By Joy Campbell Messenger-Inquirer
House Bill 1, a key piece of legislation in the 2015 Kentucky General Assembly, appears to be languishing in the Senate’s State and Local Government Committee.
But Sen. Joe Bowen, an Owensboro Republican and the committee’s chairman, said Wednesday that it’s still possible for the local option sales tax bill to pass in the session.
He said he has committed to support the legislation.
So far, though, he has not called the bill up for his committee to hear and debate. The committee met again Wednesday without hearing the measure.
HB1, with Speaker Greg Stumbo as the main sponsor, would put a constitutional amendment on the 2016 ballot that would allow local governments to impose a temporary local sales tax — if voters approve.
The bill has broad support with county judges, chambers of commerce and a host of organizations that are part of a coalition called LIFT — Local Investments for Transportation.
But Bowen said the bill does not have support in the Senate’s Majority Caucus.
“As committee chairman, I have great latitude to call bills, and on major legislation, leadership will weigh in, and weigh in heavily,” Bowen said Wednesday afternoon. “This is one of those times when leadership has weighed in. This bill doesn’t have the support of my caucus. It’s better that I don’t call it right now. At least it’s still alive.”
LIFT spokesman Tyler Glick said passage of the bill could come down to the wire.
“The Kentucky General Assembly is notorious for waiting until close to the final gavel to move on various big-name pieces of legislation,” said Tyler Glick with LIFT. “Republican Senate Majority Leader Robert Stivers has called the proposal the ‘purest form of democracy.’ Putting this ballot question in front of the voters is not difficult. It will come down to whether the Kentucky Senate believes locals should decide their own destiny, or whether Frankfort will continue to drive decision-making from the top.”
Asked whether he knows any issues Senate President Robert Stivers and other leaders have with the bill, Bowen said it doesn’t have a lot of grassroots support from some merchants/heavy industry whose utility rates would go up if such a tax got through the various local steps.
That would not appear to be of concern to chambers of commerce, including the greater Owensboro chamber and the Kentucky chamber, which support HB1.

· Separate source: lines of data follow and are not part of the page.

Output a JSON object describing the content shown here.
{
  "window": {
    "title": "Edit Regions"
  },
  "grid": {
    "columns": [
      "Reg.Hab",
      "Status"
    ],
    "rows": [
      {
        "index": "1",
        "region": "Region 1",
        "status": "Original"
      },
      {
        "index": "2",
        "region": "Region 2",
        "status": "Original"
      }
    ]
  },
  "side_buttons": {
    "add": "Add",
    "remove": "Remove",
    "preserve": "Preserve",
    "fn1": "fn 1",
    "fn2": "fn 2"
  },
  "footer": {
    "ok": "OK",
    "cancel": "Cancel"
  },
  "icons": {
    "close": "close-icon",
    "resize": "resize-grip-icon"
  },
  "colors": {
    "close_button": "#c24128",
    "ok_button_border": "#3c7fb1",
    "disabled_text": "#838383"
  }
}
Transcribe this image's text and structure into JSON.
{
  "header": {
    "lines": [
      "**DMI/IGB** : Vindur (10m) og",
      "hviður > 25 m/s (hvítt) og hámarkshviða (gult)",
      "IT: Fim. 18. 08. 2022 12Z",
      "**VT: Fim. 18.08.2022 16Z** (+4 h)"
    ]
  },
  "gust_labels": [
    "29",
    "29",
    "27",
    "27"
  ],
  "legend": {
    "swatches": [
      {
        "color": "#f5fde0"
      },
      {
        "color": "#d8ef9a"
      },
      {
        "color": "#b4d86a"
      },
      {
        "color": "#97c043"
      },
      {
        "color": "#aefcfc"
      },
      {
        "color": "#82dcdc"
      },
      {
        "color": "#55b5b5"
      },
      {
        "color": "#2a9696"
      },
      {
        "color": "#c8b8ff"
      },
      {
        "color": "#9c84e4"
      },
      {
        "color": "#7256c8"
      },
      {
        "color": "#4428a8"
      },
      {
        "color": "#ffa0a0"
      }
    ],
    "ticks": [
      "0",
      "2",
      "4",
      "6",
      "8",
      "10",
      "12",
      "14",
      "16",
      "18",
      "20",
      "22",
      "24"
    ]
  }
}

Cities and counties are limited in ways to generate revenue, and when fixed costs rise, local communities are left with few options to provide the services and amenities that the public expects and deserves, according to a local chamber news column. A local option sales tax would give power to local people to decide if they want to invest in their future, according to JAT Mountjoy, chairman of the local chamber’s Advocacy Committee.
“Some people may not realize their utility rates could be taxed,” he said. Residential rates would not be impacted, he said.
Daviess County Judge-Executive Al Mattingly, who has been a strong advocate for the legislation, said Wednesday that he’s still hopeful “that Senator Bowen will use his considerable influence and political skill to help pass this bill that is so important, not just for this area but for the entire commonwealth.”
Mattingly said the bill has become political.
The legislation passed the House by a 62-35 vote Feb. 12.
At least one Republican senator, Paul Hornback of Shelbyville, thinks the bill can pass in that chamber. He issued this statement Wednesday afternoon on the status of LIFT:
“Until the final gavel falls, anything can happen during a legislative session. LIFT Kentucky has far too much support from Kentucky’s business community and local elected officials for the Senate not to consider the bill, so I don’t think the matter is closed in the slightest. We are working to make sure members are as educated as they can be, and I believe if we can get LIFT to the floor of the Senate, then we have enough votes to pass it. It deserves a fair vote. So do the people of Kentucky.”
Bowen said he’s comfortable with the bill because it has a lot of “firewalls.”
First, Kentucky voters would have to pass a constitutional amendment. If that passes, voters in each community then would have to vote yes on adding a sales tax of from 0.1 percent to 1 percent for a specific project.
“I’m comfortable with that,” Bowen said.
Bowen could call a special committee meeting to get the bill heard.
Owensboro Mayor Ron Payne said he thinks a local sales tax would be a nice option to have, but he doesn’t see any needs on the horizon for it.
He said he told Bowen that if legislators couldn’t pass HB1, then an alternative would be to amend the current law and allow local governments to have local referendum votes.
In Owensboro’s Decision 2002 initiative, the city used a paper ballot to ask for residents’ input on whether to fund either of two sets of capital projects through an increase in the occupational tax.
“We were told that we couldn’t have a local referendum,” Payne said.
The Associated Press has reported that HB1 could run into problems with the Republican primary, because “most of the Republican candidates for governor have criticized the proposal as a tax increase.”